BioTie Therapies Corp. Release: Notification According To Chapter 9, Section 5 Of The Finnish Securities Markets Act

Biotie Therapies Corp. (the “Company” or “Biotie”) has received a notification in accordance with Chapter 9, Section 5 of the Finnish Securities Markets Act from Mr. Samuel D. Isaly on behalf of himself, OrbiMed Advisors LLC, OrbiMed Capital GP V LLC and OrbiMed Private Investments V, LP (the “Investor”) concerning changes in share ownership and an arrangement which, if realized, would result in changes in share ownership.

The Company previously announced on April 24, 2015 that it had received a notification regarding possible changes in holdings from Mr. Samuel D. Isaly on behalf of himself and the above mentioned entities. According to the previous notification, should the convertible promissory notes (the “Convertible Notes”) and other equity-based instruments (the “Warrants”) pursuant to the subscription agreement entered into between Biotie and certain investors be issued to the Investor, their conversion and exercise in full would have resulted in a combined holding of shares and votes that would exceed 10 per cent.

According to the notification received today by the Company, Samuel D. Isaly is the managing member of and owner of a controlling interest in OrbiMed Advisors LLC, which is the sole managing member of OrbiMed Capital GP V LLC, which is the general partner of OrbiMed Private Investments V, LP. According to the notification, neither Samuel D. Isaly nor any other entity under his control, other than OrbiMed Private Investments V, LP, holds any shares or securities entitling to shares in the Company.

According to the notification, the current shareholding by the Investor through ordinary shares and American Depositary Shares (“ADSs”) in the Company is as described below:

Number of shares and voting rights (%) of shares and voting rights (calculated by the Company based on the current number of shares)
Shares and voting rights currently held 73,438,204 7.49

The notification further refers to the Warrants, which are described in more detail in the stock exchange release issued by the Company on April 23, 2015. The subscription of shares based on the Warrants is conditional, among other things, on the Warrant holder’s decision to subscribe for shares and the occurrence of certain events.
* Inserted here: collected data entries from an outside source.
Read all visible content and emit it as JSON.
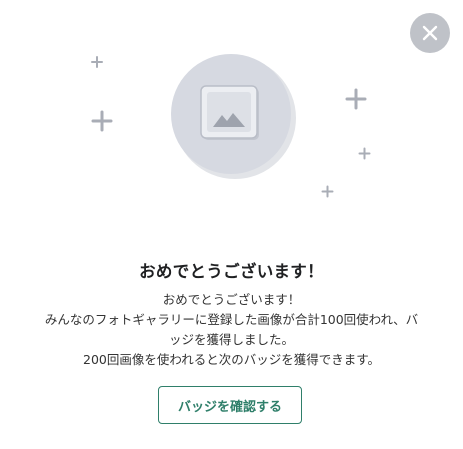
{
  "badge_dialog": {
    "close_icon": "close-icon",
    "badge_icon": "image-placeholder-icon",
    "sparkle_icon": "sparkle-plus-icon",
    "title": "おめでとうございます！",
    "message_lines": [
      "おめでとうございます！",
      "みんなのフォトギャラリーに登録した画像が合計100回使われ、バ",
      "ッジを獲得しました。",
      "200回画像を使われると次のバッジを獲得できます。"
    ],
    "confirm_button_label": "バッジを確認する"
  },
  "colors": {
    "accent": "#2f7f6a",
    "close_bg": "#bfc2c8",
    "badge_circle": "#d6d9e1",
    "sparkle": "#a9adb6"
  }
}
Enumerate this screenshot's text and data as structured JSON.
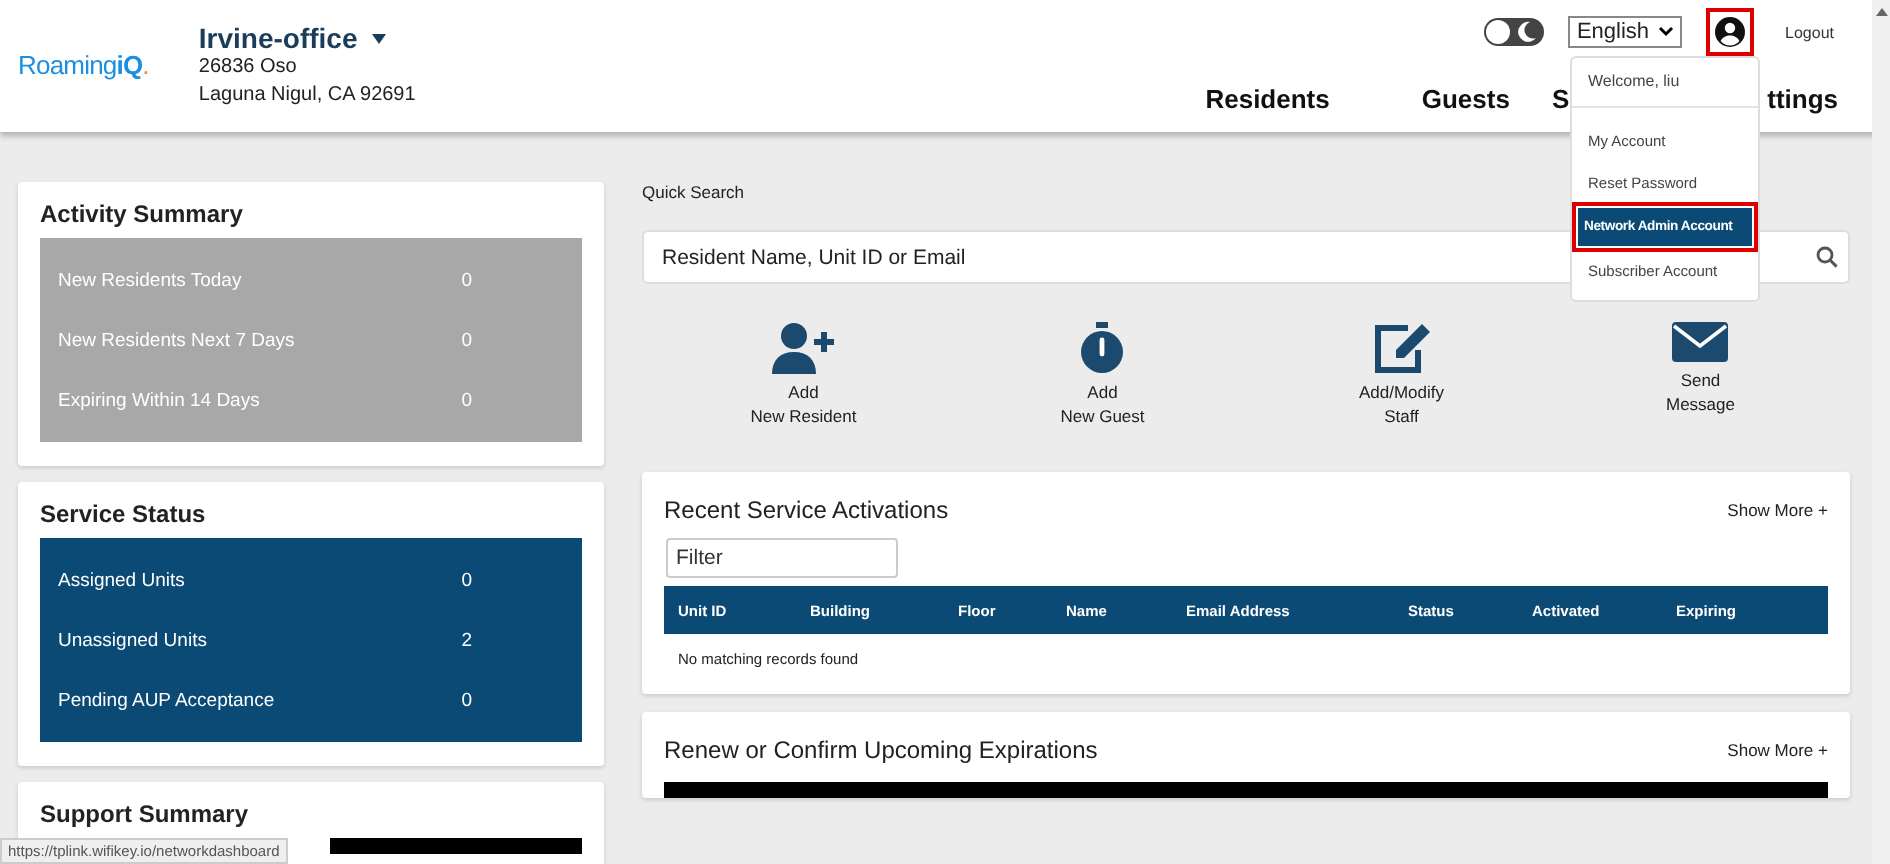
{
  "header": {
    "logo": {
      "main": "Roaming",
      "accent": "iQ",
      "dot": "."
    },
    "property": {
      "name": "Irvine-office",
      "address_line_1": "26836 Oso",
      "address_line_2": "Laguna Nigul, CA 92691"
    },
    "theme_toggle": {
      "on": false
    },
    "language": "English",
    "logout": "Logout",
    "nav": [
      {
        "label": "Residents"
      },
      {
        "label": "Guests"
      },
      {
        "label": "S"
      },
      {
        "label": "ttings"
      }
    ]
  },
  "account_menu": {
    "welcome": "Welcome, liu",
    "items": [
      {
        "label": "My Account",
        "selected": false
      },
      {
        "label": "Reset Password",
        "selected": false
      },
      {
        "label": "Network Admin Account",
        "selected": true
      },
      {
        "label": "Subscriber Account",
        "selected": false
      }
    ]
  },
  "activity_summary": {
    "title": "Activity Summary",
    "rows": [
      {
        "label": "New Residents Today",
        "value": "0"
      },
      {
        "label": "New Residents Next 7 Days",
        "value": "0"
      },
      {
        "label": "Expiring Within 14 Days",
        "value": "0"
      }
    ]
  },
  "service_status": {
    "title": "Service Status",
    "rows": [
      {
        "label": "Assigned Units",
        "value": "0"
      },
      {
        "label": "Unassigned Units",
        "value": "2"
      },
      {
        "label": "Pending AUP Acceptance",
        "value": "0"
      }
    ]
  },
  "support_summary": {
    "title": "Support Summary"
  },
  "quick_search": {
    "label": "Quick Search",
    "placeholder": "Resident Name, Unit ID or Email"
  },
  "actions": [
    {
      "kind": "add-resident",
      "line_1": "Add",
      "line_2": "New Resident"
    },
    {
      "kind": "add-guest",
      "line_1": "Add",
      "line_2": "New Guest"
    },
    {
      "kind": "edit-staff",
      "line_1": "Add/Modify",
      "line_2": "Staff"
    },
    {
      "kind": "message",
      "line_1": "Send",
      "line_2": "Message"
    }
  ],
  "recent_activations": {
    "title": "Recent Service Activations",
    "show_more": "Show More +",
    "filter_placeholder": "Filter",
    "columns": [
      "Unit ID",
      "Building",
      "Floor",
      "Name",
      "Email Address",
      "Status",
      "Activated",
      "Expiring"
    ],
    "empty": "No matching records found"
  },
  "upcoming_expirations": {
    "title": "Renew or Confirm Upcoming Expirations",
    "show_more": "Show More +"
  },
  "status_url": "https://tplink.wifikey.io/networkdashboard"
}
To this extent, the notification concerns an arrangement that, if realized, would result in the below described changes in share ownership.
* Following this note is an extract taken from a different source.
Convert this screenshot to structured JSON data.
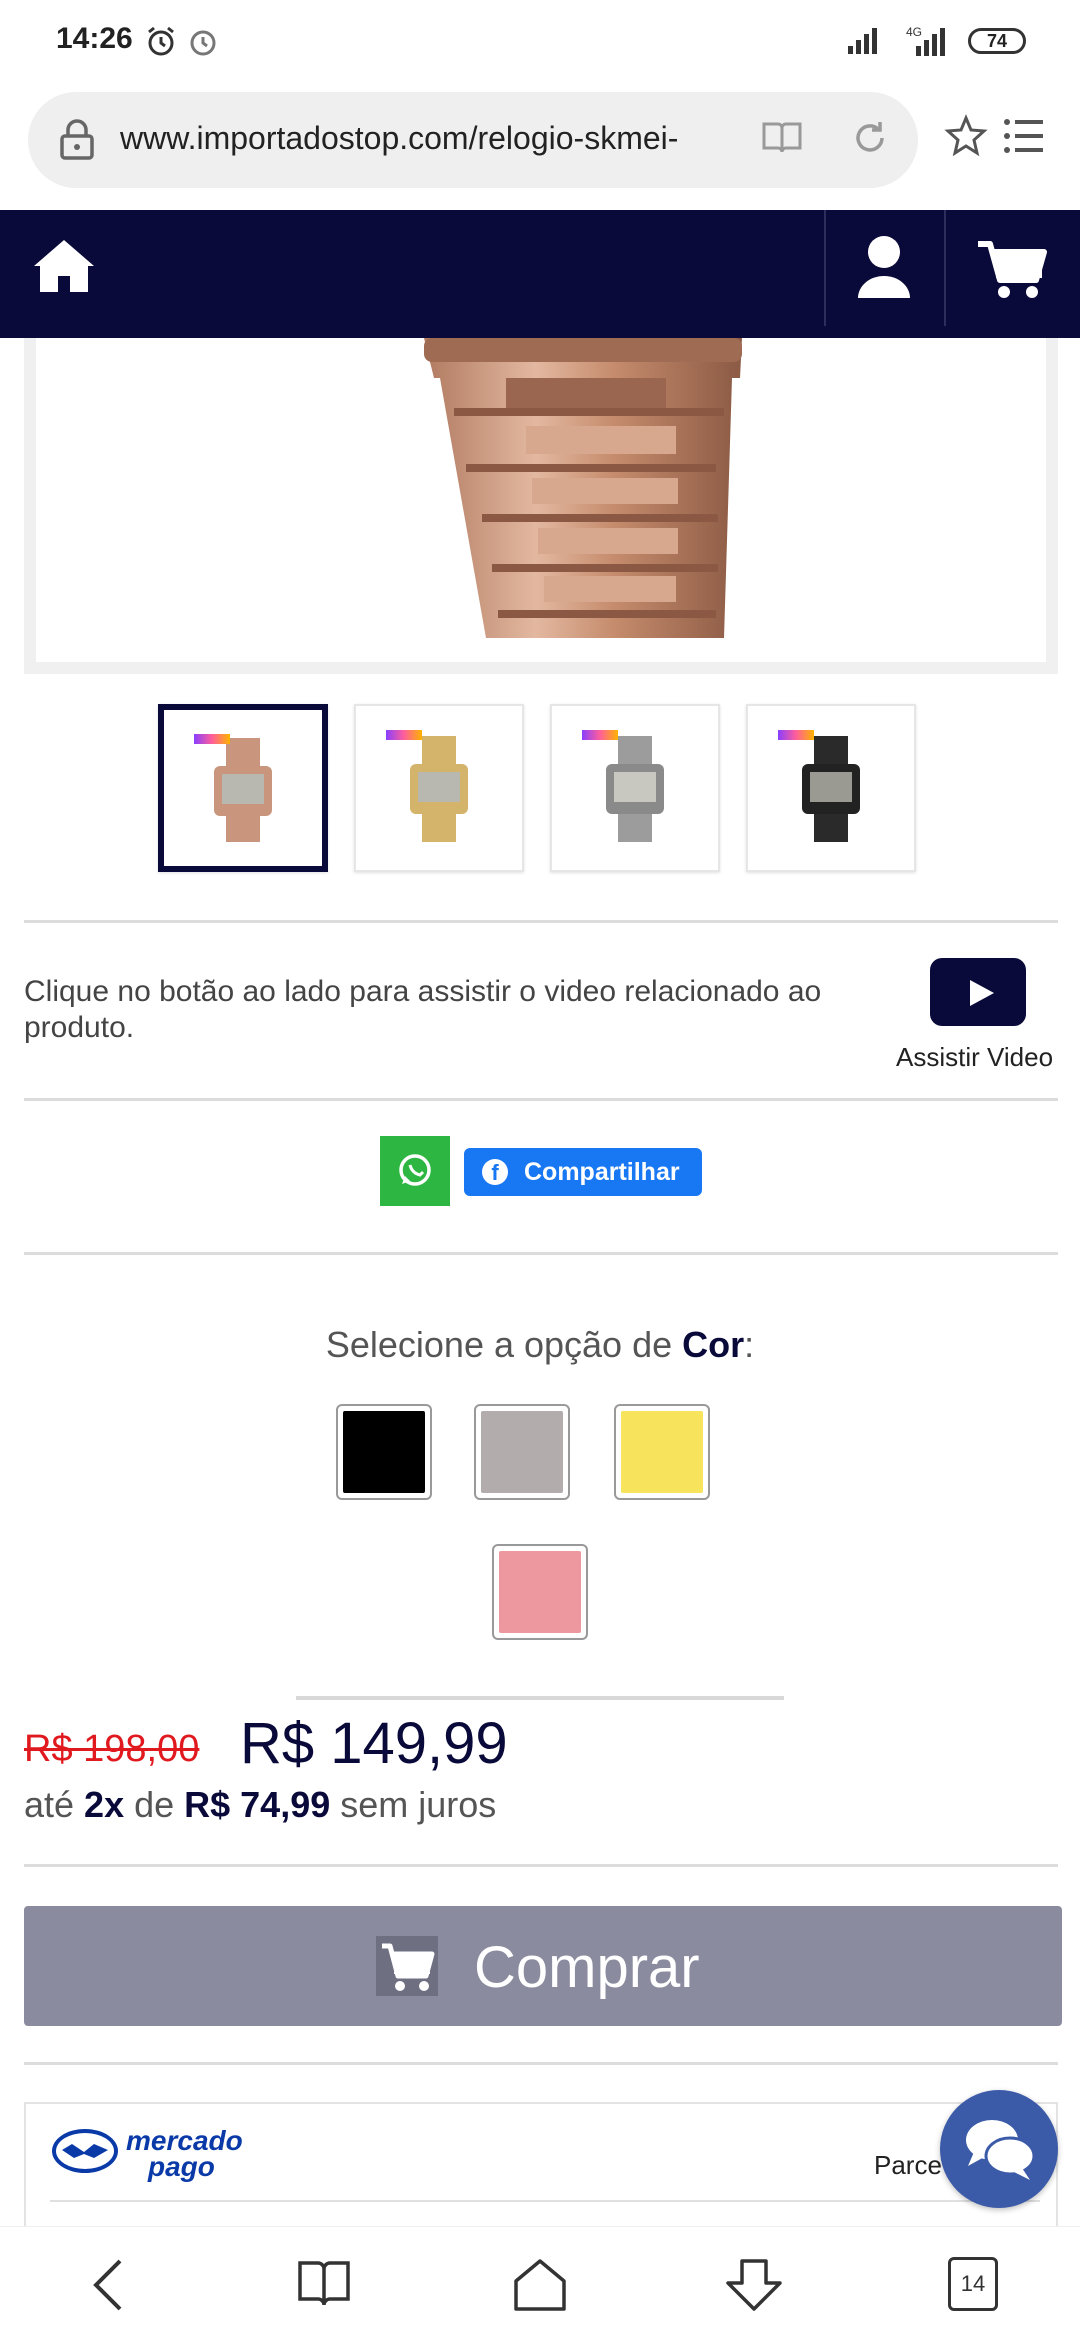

According to the notification, the exercise in full of the Warrants would result in shareholding by the Investor in the Company as described below:

Number of shares and voting rights (%) of shares and voting rights
Shares and voting rights currently held 73,438,204 6.31
Shares that may be subscribed based on Warrants 51,944,444 4.46
TOTAL 125,382,648 10.77

According to the notification, the total number of shares and votes used above is 1,164,185,269, which has been calculated as (a) the current total number of shares and votes as published by the Company in accordance with Chapter 8, Section 6 of the Securities Markets Act (980,851,935 shares and votes), added with (b) the total number of shares and votes following full conversion of the Warrants (183,333,334 shares and votes), assuming no other new shares are issued by the Company.

On the date of this release, the number of shares in Biotie Therapies Corp. amounts to 980,851,935, of which 2,605,691 shares are held by the Company and its subsidiaries.